To provide the necessary facilities for car cleaning, the company maintains a cleaning force in two hundred and twenty-five principal yards, and, in addition, at one hundred and fifty-eight outlying points. These yards require the service of over four thousand cleaners.
Stationed throughout the United States, in nearly every city of prominence, are six superintendents, thirty-nine district superintendents and thirty agents. These men each week make personal inspection of cars in operation with the sole purpose of keeping the service up to the highest standard. In addition, a corps of electrical and mechanical inspectors constantly inspect and test the cars and their devices, at various places, and another corps of local inspectors carefully examine every departing and every incoming train with particular attention to the appearance and deportment of the car employees and the apparatus for heating, lighting and water.
The Pullman Company is today the greatest single employer of colored labor in the world. Trained as a race by years of personal service in various capacities, and by nature adapted faithfully to perform their duties under circumstances which necessitate unfailing good nature, solicitude, and faithfulness, the Pullman porters occupy a unique place in the great fields of employment. There are porters who for over forty years have been employed by the company, and of all the porters employed, an army of nearly eight thousand, twenty-five per cent have been for over ten years in continuous service. The reputation of any company depends in a large measure on the character of its employees, and particularly in those concerns which render a personal service to the general public is it necessary that the standards of the employees be exceptionally high.

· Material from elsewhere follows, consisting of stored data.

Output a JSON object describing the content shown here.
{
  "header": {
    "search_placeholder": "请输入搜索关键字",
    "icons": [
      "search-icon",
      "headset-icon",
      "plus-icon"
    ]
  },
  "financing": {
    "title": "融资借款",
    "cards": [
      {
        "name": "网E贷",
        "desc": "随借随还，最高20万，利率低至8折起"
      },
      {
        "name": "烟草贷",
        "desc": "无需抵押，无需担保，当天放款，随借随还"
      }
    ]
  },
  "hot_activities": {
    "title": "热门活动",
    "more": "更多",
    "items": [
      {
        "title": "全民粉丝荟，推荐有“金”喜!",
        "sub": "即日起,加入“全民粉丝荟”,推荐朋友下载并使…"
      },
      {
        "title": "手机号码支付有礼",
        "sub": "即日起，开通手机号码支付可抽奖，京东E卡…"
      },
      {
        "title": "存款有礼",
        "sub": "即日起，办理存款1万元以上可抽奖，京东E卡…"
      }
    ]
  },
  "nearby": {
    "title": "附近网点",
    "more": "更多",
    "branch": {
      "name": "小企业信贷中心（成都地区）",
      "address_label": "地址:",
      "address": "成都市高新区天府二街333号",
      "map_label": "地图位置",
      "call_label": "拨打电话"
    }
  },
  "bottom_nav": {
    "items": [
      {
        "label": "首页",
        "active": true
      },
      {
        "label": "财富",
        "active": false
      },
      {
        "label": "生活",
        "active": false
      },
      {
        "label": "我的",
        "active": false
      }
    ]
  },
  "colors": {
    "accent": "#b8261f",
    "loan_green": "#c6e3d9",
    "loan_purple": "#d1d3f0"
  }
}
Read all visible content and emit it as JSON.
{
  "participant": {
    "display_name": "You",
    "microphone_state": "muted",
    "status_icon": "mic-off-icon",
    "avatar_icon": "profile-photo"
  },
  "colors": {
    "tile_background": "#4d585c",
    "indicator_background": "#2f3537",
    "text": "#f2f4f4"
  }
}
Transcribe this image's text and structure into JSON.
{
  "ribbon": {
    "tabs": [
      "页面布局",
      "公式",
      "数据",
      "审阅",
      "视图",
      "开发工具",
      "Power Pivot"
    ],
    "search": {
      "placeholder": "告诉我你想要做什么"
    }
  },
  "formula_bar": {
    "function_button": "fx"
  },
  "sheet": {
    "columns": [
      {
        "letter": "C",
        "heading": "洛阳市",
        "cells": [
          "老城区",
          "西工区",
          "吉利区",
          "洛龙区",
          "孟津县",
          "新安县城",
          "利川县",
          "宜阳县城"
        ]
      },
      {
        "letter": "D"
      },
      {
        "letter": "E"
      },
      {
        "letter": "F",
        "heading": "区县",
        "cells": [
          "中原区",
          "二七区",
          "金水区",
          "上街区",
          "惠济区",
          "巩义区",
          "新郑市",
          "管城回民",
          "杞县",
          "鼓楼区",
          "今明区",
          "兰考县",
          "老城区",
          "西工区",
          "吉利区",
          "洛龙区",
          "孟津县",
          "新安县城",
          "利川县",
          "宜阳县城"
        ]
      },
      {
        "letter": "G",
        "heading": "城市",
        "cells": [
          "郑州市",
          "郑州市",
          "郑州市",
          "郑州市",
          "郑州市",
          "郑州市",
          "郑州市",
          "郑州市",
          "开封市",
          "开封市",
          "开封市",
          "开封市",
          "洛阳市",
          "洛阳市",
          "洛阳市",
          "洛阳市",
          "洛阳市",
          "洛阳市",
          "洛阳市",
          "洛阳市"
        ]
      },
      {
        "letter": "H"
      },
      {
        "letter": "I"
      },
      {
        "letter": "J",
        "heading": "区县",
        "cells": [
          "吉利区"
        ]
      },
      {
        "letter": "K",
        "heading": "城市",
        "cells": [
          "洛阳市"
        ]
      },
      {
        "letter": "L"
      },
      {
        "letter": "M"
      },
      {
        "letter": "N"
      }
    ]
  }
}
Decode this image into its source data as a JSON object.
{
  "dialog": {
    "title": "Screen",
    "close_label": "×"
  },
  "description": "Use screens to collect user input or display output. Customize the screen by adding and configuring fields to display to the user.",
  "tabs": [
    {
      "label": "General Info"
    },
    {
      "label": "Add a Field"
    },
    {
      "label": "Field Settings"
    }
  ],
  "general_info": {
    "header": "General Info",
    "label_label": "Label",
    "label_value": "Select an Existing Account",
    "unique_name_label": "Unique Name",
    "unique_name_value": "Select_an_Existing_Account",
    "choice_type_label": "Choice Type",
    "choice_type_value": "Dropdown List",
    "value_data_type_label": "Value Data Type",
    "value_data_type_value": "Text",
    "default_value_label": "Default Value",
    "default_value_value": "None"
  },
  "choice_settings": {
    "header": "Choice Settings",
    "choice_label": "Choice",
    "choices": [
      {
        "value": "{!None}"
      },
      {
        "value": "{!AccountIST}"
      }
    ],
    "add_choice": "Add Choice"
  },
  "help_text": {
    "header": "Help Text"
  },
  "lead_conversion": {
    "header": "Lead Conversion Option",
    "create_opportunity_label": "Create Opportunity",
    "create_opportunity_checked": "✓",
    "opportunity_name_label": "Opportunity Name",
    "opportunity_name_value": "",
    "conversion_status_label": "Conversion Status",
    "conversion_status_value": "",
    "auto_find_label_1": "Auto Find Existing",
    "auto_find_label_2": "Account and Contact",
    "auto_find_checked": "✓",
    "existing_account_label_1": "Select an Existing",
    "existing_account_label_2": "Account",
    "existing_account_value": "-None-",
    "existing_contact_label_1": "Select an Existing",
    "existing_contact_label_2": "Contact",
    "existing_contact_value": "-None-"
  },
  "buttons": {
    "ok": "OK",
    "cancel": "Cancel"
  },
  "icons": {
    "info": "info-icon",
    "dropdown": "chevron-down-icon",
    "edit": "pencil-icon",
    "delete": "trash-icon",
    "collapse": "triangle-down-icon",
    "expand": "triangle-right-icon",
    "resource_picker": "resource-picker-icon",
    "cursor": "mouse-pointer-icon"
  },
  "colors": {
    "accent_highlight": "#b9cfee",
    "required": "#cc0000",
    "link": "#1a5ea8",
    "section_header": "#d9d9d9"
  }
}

Such standards of personal service cannot be quickly developed; they can be achieved only through years of experience and the close personal study of the wide range of requirements of those who are to be served.
To inspire in the car employees, conductors as well as porters, the ambition to satisfy and please the passenger, rewards of extra pay are made for unblemished records of courtesy; pensions are provided for the years that follow their retirement from active service; provision is made for sick relief, and at regular intervals increases in pay are awarded with respect to the number of years of continuous and satisfactory employment.
One characteristic of the Pullman business that is peculiarly significant is the average length of service of the employees. In a general way it may truly be said that from the car porter to the highest official every man who enters the business enters it as a life work. In most lines of business there is a variety of concerns operating along similar lines, and it is a natural step for a man to pass up from one company to another. But the unique position held by the Pullman Company has eliminated such a situation, and a man entering its employ looks forward to a personal development in this one concern.
JOHN S. RUNNELLS
President of the Pullman Company
During the half-century which has seen the sure and perfect development of this vast and complicated organization it is but natural to expect among the names of those who have guided its destiny many that must rank high in the business history of the country. A glance at the list of past and present Directors of the company confirms the expectation. Here are the names of men who have found high places in a variety of business activities not only in Chicago but in other great cities. The list includes:
- George M. Pullman
- John Crerar
- Norman Williams
- Robert Harris
- Thomas A. Scott
- Amos T. Hall
- C. G. Hammond
- J. P. Morgan
- Marshall Field
- J. W. Doane
- H. C. Hulbert
- O. S. A. Sprague
- Henry R. Reed
- Norman B. Ream
- William K. Vanderbilt
- John S. Runnells
- Frederick W. Vanderbilt
- W. Seward Webb
- Robert T. Lincoln
- Frank O. Lowden
- John J. Mitchell
- Chauncey Keep
- George F. Baker
- John A. Spoor
In this same period but three men have occupied the office of president: George M. Pullman, the founder of the company, who held office from 1867, the year of incorporation, until his death in 1897, and Robert T. Lincoln until 1911, when John S. Runnells, the present president, was elected.